Mechanical Properties of Building Materials
Strength, compressive, tensile, bending, impact, hardness, plasticity, elasticity, and abrasion resistance are all significant mechanical properties for building materials.
Strength
Strength refers to a material’s ability to withstand stresses induced by loads, the most typical of which are compression, tension, bending, and impact. The relevance of researching multiple strengths is underlined by the fact that materials like stones and concrete have strong compressive strength but poor tensile, bending, and impact strength.
Hardness
The ability of a substance to resist penetration by a harder body is referred to as hardness. The Mohs scale is used to determine material hardness. It’s a list of ten minerals sorted in ascending hardness order. Indentation of a steel ball is used to determine the hardness of metals and polymers.
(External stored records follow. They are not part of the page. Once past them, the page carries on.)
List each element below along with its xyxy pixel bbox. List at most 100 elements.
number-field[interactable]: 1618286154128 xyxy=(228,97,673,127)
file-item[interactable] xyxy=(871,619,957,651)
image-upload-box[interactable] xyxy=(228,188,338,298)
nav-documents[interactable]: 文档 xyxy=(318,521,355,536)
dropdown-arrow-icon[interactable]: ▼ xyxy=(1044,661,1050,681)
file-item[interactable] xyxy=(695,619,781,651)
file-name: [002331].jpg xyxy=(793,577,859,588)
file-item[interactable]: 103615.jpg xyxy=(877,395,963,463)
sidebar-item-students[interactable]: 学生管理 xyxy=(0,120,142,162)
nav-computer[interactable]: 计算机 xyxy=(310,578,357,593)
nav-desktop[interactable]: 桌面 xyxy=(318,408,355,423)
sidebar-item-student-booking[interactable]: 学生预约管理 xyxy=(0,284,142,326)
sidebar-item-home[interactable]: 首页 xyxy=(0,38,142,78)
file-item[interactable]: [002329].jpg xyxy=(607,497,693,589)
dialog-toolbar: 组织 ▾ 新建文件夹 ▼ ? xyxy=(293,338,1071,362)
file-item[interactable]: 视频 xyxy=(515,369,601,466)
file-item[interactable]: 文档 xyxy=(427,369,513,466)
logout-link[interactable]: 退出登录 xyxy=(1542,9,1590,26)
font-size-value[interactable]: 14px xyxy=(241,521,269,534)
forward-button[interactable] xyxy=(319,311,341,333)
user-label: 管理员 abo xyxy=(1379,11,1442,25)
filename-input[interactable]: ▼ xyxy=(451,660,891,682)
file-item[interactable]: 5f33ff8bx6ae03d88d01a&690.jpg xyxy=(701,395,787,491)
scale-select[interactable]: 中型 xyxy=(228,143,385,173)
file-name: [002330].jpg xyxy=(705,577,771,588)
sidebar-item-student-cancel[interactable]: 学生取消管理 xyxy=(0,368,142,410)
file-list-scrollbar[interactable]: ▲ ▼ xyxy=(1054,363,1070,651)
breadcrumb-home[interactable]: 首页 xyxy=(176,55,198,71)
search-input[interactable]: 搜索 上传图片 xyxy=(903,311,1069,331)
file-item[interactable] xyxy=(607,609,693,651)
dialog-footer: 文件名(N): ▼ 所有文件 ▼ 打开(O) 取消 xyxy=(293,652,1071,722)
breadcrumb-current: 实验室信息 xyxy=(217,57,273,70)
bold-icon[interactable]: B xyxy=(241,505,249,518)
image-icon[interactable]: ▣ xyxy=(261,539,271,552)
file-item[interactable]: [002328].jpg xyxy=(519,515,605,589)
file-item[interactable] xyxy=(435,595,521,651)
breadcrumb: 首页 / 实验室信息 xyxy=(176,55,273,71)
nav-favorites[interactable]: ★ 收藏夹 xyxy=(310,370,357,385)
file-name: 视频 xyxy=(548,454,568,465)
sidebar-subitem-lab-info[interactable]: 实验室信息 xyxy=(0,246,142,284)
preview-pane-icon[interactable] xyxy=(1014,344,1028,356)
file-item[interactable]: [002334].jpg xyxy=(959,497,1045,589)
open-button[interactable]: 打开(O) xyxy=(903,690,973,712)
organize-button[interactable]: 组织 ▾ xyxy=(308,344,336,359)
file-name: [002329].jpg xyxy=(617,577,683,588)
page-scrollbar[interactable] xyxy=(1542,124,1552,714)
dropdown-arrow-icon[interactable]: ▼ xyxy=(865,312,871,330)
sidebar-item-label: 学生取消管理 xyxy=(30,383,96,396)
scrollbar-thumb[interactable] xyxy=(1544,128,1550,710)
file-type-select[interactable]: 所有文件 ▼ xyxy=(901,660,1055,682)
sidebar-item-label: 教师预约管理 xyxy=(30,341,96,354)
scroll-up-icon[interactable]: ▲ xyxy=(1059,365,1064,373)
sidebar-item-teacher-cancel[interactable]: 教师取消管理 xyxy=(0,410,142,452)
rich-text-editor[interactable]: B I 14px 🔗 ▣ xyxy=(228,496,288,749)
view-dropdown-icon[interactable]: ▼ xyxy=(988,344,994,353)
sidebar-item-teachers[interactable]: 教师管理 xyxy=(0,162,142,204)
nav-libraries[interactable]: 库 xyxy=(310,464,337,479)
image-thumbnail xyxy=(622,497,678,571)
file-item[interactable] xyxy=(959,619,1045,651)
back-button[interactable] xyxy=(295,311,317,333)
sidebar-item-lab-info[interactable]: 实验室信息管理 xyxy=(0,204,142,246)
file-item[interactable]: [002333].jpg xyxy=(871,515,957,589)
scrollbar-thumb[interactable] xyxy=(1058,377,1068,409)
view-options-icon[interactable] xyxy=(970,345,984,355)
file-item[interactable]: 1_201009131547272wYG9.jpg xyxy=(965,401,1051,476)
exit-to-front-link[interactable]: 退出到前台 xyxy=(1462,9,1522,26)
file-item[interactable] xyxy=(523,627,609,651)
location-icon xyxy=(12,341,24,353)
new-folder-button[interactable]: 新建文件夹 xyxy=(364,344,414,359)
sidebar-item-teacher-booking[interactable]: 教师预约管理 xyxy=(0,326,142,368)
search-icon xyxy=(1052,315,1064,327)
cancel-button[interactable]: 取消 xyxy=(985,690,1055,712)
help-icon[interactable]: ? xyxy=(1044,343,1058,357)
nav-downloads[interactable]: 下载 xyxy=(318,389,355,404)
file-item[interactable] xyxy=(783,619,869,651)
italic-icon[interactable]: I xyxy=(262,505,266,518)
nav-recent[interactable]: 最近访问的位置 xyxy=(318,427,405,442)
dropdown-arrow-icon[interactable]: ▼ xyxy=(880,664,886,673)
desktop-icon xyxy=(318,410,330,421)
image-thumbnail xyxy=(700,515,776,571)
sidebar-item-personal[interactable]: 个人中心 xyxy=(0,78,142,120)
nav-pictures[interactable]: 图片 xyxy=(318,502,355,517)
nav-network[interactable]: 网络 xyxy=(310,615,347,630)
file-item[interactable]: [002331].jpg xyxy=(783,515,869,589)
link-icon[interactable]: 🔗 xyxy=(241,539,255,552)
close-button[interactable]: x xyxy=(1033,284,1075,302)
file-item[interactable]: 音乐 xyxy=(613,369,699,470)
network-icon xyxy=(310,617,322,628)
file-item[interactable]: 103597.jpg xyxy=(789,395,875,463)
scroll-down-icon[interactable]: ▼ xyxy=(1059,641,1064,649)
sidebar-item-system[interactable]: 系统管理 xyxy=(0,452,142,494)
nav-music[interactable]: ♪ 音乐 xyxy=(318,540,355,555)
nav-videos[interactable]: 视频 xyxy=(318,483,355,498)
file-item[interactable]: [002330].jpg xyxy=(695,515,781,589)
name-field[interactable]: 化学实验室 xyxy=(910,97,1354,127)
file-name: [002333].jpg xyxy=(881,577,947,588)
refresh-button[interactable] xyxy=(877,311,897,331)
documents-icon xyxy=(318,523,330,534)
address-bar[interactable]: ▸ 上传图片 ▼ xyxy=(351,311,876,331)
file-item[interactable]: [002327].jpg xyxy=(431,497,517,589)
| Mohs Hardness | Mineral | Chemical Formula | Absolute Hardness |
| 1 | Talc | Mg3Si4O10(OH)2 | 1 |
| 2 | Gypsum | CaSO4·2H2O | 2 |
| 3 | Calcite | CaCO3 | 14 |
| 4 | Fluorite | CaF2 | 21 |
| 5 | Apatite | Ca5(PO4)3(OH−,Cl−,F−) | 48 |
| 6 | Orthoclase feldspar | KAlSi3O8 | 72 |
| 7 | Quartz | SiO2 | 100 |
| 8 | Topaz | Al2SiO4(OH−,F−)2 | 200 |
| 9 | Corundum | Al2O3 | 400 |
| 10 | Diamond | C | 1500 |
Elasticity
Elasticity refers to a material’s capacity to regain its original shape and dimensions when a load has been removed. The deformation of solid bodies is proportional to the stress within their elasticity limits. The modulus of elasticity is the ratio of unit stress to unit deformation. Its high value denotes a material with extremely little distortion.
Plasticity
When a material is loaded, it can change shape without cracking, and it can retain that shape after the load has been removed, this behaviour of substance is referred as plasticity. Steel, copper, and hot bitumen are some of the examples of plastic materials.